This is generally seen as the path to full automation - you can couple autonomous "easy" highway driving with a remote driver taking over for the final mile. How long until we have aircraft doing the same thing ? ;)
Aircraft have six degrees of freedom. But for the ground, birds, weather, and other aircraft there is nothing a plane can run into. At 20,000 feet that mostly reduces to other aircraft. And still humans on the ground orchestrate among the flights and provide specific direct oversight of each and every flight in real time. Watching for weather. Watching for birds.
Don't get me wrong, I find aircraft automation impressive. But there is a massive human workforce that makes it possible for the cabin crew to run planes on autopilot. There's a mountain of rigid regulations, licensing and certifications that control every part of that workforce. Every part of each aircraft. Every piece of communication.
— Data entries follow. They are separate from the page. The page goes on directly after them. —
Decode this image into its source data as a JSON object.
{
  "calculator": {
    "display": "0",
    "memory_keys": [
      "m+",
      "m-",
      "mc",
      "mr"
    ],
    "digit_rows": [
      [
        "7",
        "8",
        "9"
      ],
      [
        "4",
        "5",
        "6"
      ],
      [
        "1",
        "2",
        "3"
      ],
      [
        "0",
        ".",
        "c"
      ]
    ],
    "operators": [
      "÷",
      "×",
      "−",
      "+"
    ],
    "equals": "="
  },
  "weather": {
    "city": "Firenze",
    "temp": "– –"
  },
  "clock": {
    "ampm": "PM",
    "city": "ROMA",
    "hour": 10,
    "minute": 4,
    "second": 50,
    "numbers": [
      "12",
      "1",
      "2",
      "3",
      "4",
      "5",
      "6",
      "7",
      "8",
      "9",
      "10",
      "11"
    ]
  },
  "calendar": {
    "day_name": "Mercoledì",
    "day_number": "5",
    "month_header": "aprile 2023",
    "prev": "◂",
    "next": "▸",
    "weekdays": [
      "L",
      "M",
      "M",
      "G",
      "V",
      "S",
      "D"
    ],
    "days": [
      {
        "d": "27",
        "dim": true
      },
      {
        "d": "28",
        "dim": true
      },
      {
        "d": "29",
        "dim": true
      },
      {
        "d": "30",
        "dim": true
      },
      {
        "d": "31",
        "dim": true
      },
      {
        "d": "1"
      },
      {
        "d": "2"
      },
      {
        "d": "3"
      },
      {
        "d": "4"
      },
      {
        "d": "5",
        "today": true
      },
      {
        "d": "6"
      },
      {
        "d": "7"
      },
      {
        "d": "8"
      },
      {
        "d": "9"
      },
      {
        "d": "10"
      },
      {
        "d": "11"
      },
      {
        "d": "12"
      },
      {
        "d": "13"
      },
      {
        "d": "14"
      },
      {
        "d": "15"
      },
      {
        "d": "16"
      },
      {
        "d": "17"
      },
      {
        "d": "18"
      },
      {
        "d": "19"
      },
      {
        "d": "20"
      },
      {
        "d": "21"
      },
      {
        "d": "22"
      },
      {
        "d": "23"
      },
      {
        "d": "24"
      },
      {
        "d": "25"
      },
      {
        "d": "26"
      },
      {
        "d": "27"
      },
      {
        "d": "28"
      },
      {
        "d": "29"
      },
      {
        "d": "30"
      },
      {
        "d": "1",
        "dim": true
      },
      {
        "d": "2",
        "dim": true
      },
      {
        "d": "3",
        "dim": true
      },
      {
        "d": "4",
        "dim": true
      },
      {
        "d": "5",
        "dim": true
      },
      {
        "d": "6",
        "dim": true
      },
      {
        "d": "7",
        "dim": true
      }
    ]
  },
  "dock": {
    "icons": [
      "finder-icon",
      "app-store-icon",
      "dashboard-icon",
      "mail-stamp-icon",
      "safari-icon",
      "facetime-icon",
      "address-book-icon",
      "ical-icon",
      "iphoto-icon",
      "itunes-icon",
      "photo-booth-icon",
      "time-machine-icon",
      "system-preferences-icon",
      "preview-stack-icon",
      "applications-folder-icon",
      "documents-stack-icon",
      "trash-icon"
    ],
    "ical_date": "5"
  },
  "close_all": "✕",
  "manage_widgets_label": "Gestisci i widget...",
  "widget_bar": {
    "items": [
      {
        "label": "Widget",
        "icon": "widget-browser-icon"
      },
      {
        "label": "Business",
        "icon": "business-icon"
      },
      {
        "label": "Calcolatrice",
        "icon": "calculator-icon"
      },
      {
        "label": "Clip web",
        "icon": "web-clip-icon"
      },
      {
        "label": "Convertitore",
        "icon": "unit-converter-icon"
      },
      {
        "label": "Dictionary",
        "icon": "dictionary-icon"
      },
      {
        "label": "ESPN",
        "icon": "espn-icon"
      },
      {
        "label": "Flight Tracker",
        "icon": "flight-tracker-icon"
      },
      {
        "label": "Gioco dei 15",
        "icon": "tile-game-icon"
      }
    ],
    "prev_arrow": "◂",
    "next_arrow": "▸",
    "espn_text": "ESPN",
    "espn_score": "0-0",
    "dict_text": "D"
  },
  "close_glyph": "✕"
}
And for avoidance of aircraft: except for some last-second emergency reaction, this is the opposite of automated. We have specially trained, highly competent people on very short shifts under pretty much ideal working conditions ensuring that.
We place them _both_ inside the aircraft and on the ground. While ATC does provide separation, conflicts still can and do happen. Aircraft have onboard systems to warn of conflicts and even to suggest corrective action, but the pilots must be the ones to make the correction.
Indeed, I believe TCAS is one of the only places where planes and pilots override ATC, in that if ATC tells you to go down, and TCAS tells you to go up, you go up
> Well once airborne, aircraft already fly themselves and do everything except the last 100 feet of landing already.
That's only if nothing goes wrong. On the other hand, if the airplane I'm in loses both its engines and has to land on the Hudson River[1], I'd much prefer to have an experienced pilot and copilot in the cockpit.
Since the context here is "autoland", yes, that means "do not stop monitoring the bird, be always ready to take control." Landings are one of the trickier parts: you are moving at hundreds of mph, on an almost-collision course with the runway, by definition: the plane is supposed to stop flying very few feet above the concrete, AND not drop too hard.